Yes, indeed he has to stay on-topic in his writing. Some might call this developing a filter, so that all his thoughts are not blurted out... but rather are filtered through one or more mental questions, which he silently asks himself, such as: is this on-topic, how does this add to the current theme, who is the audience, what are some likely reactions/responses of the audience, etc.

Meanwhile, it may be possible to examine the works and sketch a brief rubric. This might begin with a matrix or spreadsheet consisting of 5 or so criteria, each given a value of 0-5 points (or 1-4, or 1-5, etc). For example:
- grammar/readability/use of full sentences (scale of 1-5 based on presence/absence of errors, style, etc)
- proper APA citation format (scale of 1-5 based on fidelity to APA format; Purdue Owl is one well-known authoritative resource for citation information)
- number of resources cited (scale of 1-5 depending on number of resources)
- development of theme (scale of 1-5 based on degree of coherency)
- original thought/analysis/synthesis/connections/conclusions (scale of 1-5 based on depth of insight articulated)
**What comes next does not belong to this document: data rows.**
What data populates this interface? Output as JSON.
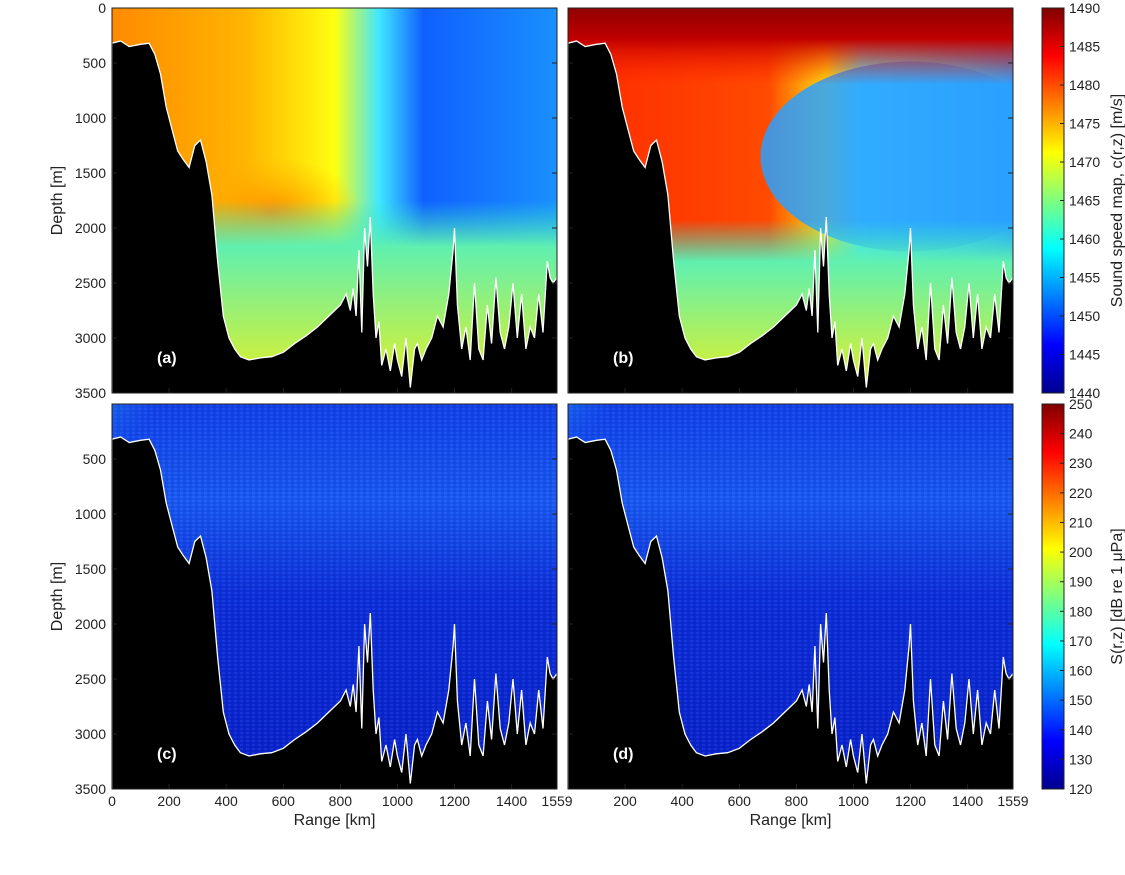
{
  "colors": {
    "seafloor": "#000000",
    "bathymetry_line": "#ffffff",
    "jet": [
      "#00008f",
      "#0000ff",
      "#00ffff",
      "#ffff00",
      "#ff0000",
      "#800000"
    ]
  },
  "chart_data": [
    {
      "type": "heatmap",
      "panel": "(a)",
      "quantity": "sound speed",
      "xlabel": "",
      "ylabel": "Depth [m]",
      "xlim": [
        0,
        1559
      ],
      "ylim": [
        0,
        3500
      ],
      "y_inverted": true,
      "yticks": [
        "0",
        "500",
        "1000",
        "1500",
        "2000",
        "2500",
        "3000",
        "3500"
      ],
      "colorbar": "sound_speed",
      "description_values": {
        "min": 1448,
        "max": 1480
      }
    },
    {
      "type": "heatmap",
      "panel": "(b)",
      "quantity": "sound speed",
      "xlabel": "",
      "ylabel": "",
      "xlim": [
        0,
        1559
      ],
      "ylim": [
        0,
        3500
      ],
      "y_inverted": true,
      "colorbar": "sound_speed",
      "description_values": {
        "min": 1452,
        "max": 1490
      }
    },
    {
      "type": "heatmap",
      "panel": "(c)",
      "quantity": "sensitivity",
      "xlabel": "Range [km]",
      "ylabel": "Depth [m]",
      "xlim": [
        0,
        1559
      ],
      "ylim": [
        0,
        3500
      ],
      "y_inverted": true,
      "xticks": [
        "0",
        "200",
        "400",
        "600",
        "800",
        "1000",
        "1200",
        "1400",
        "1559"
      ],
      "yticks": [
        "500",
        "1000",
        "1500",
        "2000",
        "2500",
        "3000",
        "3500"
      ],
      "colorbar": "sensitivity"
    },
    {
      "type": "heatmap",
      "panel": "(d)",
      "quantity": "sensitivity",
      "xlabel": "Range [km]",
      "ylabel": "",
      "xlim": [
        0,
        1559
      ],
      "ylim": [
        0,
        3500
      ],
      "y_inverted": true,
      "xticks": [
        "200",
        "400",
        "600",
        "800",
        "1000",
        "1200",
        "1400",
        "1559"
      ],
      "colorbar": "sensitivity"
    }
  ],
  "bathymetry": {
    "range_km": [
      0,
      30,
      60,
      100,
      130,
      150,
      170,
      190,
      210,
      230,
      250,
      270,
      290,
      310,
      330,
      350,
      370,
      390,
      410,
      430,
      450,
      480,
      520,
      560,
      600,
      640,
      680,
      720,
      760,
      800,
      820,
      835,
      845,
      855,
      865,
      875,
      885,
      895,
      905,
      915,
      925,
      935,
      945,
      960,
      975,
      990,
      1000,
      1015,
      1030,
      1045,
      1060,
      1070,
      1085,
      1100,
      1120,
      1140,
      1160,
      1180,
      1195,
      1200,
      1210,
      1225,
      1240,
      1255,
      1270,
      1285,
      1300,
      1315,
      1330,
      1345,
      1360,
      1375,
      1390,
      1405,
      1420,
      1435,
      1450,
      1465,
      1480,
      1495,
      1510,
      1525,
      1535,
      1545,
      1559
    ],
    "depth_m": [
      320,
      300,
      350,
      330,
      320,
      420,
      600,
      900,
      1100,
      1300,
      1380,
      1450,
      1250,
      1200,
      1400,
      1700,
      2300,
      2800,
      3000,
      3100,
      3170,
      3200,
      3180,
      3170,
      3130,
      3050,
      2980,
      2900,
      2800,
      2700,
      2600,
      2750,
      2550,
      2800,
      2200,
      2950,
      2000,
      2350,
      1900,
      2600,
      3000,
      2850,
      3250,
      3100,
      3300,
      3050,
      3200,
      3350,
      3000,
      3450,
      3100,
      3050,
      3200,
      3100,
      3000,
      2800,
      2900,
      2600,
      2200,
      2000,
      2700,
      3100,
      2900,
      3200,
      2500,
      3100,
      3200,
      2700,
      3050,
      2450,
      2950,
      3100,
      2900,
      2500,
      3000,
      2600,
      3100,
      2900,
      3000,
      2600,
      2950,
      2300,
      2450,
      2500,
      2450
    ]
  },
  "colorbars": {
    "sound_speed": {
      "label": "Sound speed map, c(r,z) [m/s]",
      "range": [
        1440,
        1490
      ],
      "ticks": [
        "1440",
        "1445",
        "1450",
        "1455",
        "1460",
        "1465",
        "1470",
        "1475",
        "1480",
        "1485",
        "1490"
      ]
    },
    "sensitivity": {
      "label": "S(r,z) [dB re 1 μPa]",
      "range": [
        120,
        250
      ],
      "ticks": [
        "120",
        "130",
        "140",
        "150",
        "160",
        "170",
        "180",
        "190",
        "200",
        "210",
        "220",
        "230",
        "240",
        "250"
      ]
    }
  },
  "labels": {
    "panel_a": "(a)",
    "panel_b": "(b)",
    "panel_c": "(c)",
    "panel_d": "(d)",
    "xlabel_c": "Range [km]",
    "xlabel_d": "Range [km]",
    "ylabel_a": "Depth [m]",
    "ylabel_c": "Depth [m]",
    "cbar_top_label": "Sound speed map, c(r,z) [m/s]",
    "cbar_bottom_label": "S(r,z) [dB re 1 μPa]"
  }
}
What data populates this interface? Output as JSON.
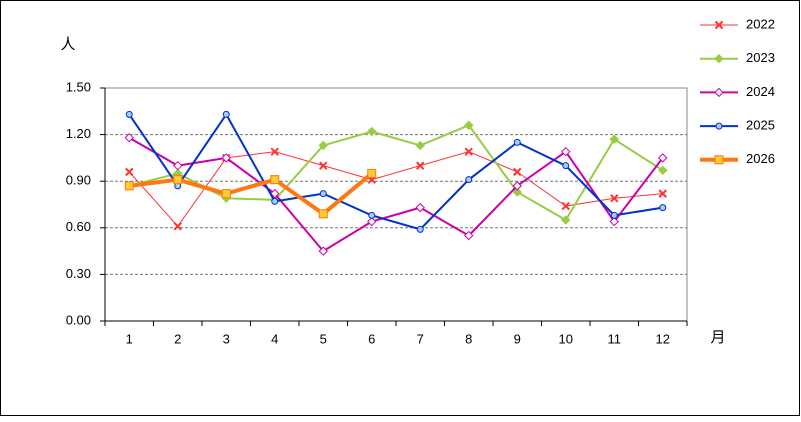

Something like this could be a simple checklist for your son to utilize as he writes, guiding him in his work. He may soon become adept in making up his own structures to guide himself.

After developing a sample rubric for this particular assignment which both you and your son see as reasonable, it may be possible to approach the teacher with the idea of a rubric as a "communication tool" to efficiently state expectations, as well as ease her grading/feedback burden (the time it takes for her to grade and provide feedback). The idea would not be to push for use of your particular rubric, but to offer it as an exemplar which she may adopt/adapt.

The rubric may also help the teacher keep the significance of your son's off-topic sentence in perspective; A 15 point deduction may have been disproportionate and harsh.